I think the Minister has erected a straw man here. The straw man is that there is a quite lightweight review, possibly of the kind that he is recommending, rather than the kind others are recommending, and then there is a day in the Commons and a day in the Lords and, bingo, this huge change takes place. What the commission envisages is a resurrection of the ICB. It is not a coincidence that the number five was chosen, as that was the number that worked on the ICB. The ICB went through all the steps that he claimed, of looking at the options, the cost benefits and so on, and evidence was taken in various Select Committees. Therefore, there would be an enormous amount of public discussion, inside and outside Parliament, before this was enacted. That seems to me to be the process and I cannot see what is wrong with it.
The other point is that the Minister downplays the incentive effect. If you have one bank which has no incentive to test the system and is very happy with its niche in the market and it sees another bank pushing very hard at the limits, what is its incentive? Does it simply turn a blind eye? Under this arrangement it has an incentive to support suggestions that the other bank should be reined in, otherwise it then brings big change on the sector as a whole. So it produces, it seems to me, the right incentive set for all the players in the banking sector.
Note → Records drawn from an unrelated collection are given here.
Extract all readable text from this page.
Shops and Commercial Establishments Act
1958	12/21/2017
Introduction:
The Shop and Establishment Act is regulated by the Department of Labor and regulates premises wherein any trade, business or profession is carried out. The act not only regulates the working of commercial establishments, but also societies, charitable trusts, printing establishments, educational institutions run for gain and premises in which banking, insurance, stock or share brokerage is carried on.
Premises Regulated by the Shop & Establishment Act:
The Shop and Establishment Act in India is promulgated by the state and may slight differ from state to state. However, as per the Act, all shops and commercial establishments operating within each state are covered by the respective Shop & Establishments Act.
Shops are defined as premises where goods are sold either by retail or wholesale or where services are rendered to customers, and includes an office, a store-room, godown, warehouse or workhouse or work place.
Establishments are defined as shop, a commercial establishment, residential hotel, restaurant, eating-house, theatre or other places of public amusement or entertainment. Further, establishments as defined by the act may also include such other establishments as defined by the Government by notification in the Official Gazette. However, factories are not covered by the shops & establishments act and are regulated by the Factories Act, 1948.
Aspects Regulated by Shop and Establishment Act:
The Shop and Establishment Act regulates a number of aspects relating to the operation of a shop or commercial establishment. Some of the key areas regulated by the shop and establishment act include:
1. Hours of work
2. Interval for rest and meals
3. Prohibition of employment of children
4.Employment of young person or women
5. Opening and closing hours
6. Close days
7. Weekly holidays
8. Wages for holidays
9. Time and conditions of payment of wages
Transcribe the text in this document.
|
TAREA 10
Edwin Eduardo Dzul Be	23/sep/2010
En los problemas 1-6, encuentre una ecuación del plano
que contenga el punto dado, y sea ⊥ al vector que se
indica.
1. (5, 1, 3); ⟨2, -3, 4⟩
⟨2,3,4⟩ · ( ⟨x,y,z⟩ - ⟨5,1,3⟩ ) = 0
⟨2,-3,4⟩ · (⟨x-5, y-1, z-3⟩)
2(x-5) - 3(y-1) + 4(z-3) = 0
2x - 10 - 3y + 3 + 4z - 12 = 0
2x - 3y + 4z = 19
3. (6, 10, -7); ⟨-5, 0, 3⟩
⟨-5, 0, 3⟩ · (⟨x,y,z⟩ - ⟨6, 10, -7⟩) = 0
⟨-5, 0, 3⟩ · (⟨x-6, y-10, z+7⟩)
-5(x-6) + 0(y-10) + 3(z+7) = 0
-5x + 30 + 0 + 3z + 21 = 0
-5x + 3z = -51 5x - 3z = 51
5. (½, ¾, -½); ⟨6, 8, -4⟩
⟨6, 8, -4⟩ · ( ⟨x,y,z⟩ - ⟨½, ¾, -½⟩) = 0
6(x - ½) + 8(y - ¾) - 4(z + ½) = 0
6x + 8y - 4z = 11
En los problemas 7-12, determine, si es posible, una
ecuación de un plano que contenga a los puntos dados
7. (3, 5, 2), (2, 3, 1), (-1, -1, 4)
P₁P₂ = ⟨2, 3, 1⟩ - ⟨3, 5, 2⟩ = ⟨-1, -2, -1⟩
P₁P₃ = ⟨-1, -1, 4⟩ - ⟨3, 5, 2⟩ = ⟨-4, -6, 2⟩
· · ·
The Minister has heard a lot of quite strong opinions on this. As I said at the start, the prior condition of all this is a proper review arrangement. If that is in place, this is, in the opinion of many, a sensible power to have. It can be enacted, but if the view is that some alternative to separation is better, there is no problem; the Government can go down a different channel. If they want to extend separation, they have the power to do so. As with the first reserve power, further discussions need to take place. I think the divisions here are more fundamental, but, equally, I think the strength of opinion is also more fundamental. None the less, I beg leave to withdraw the amendment.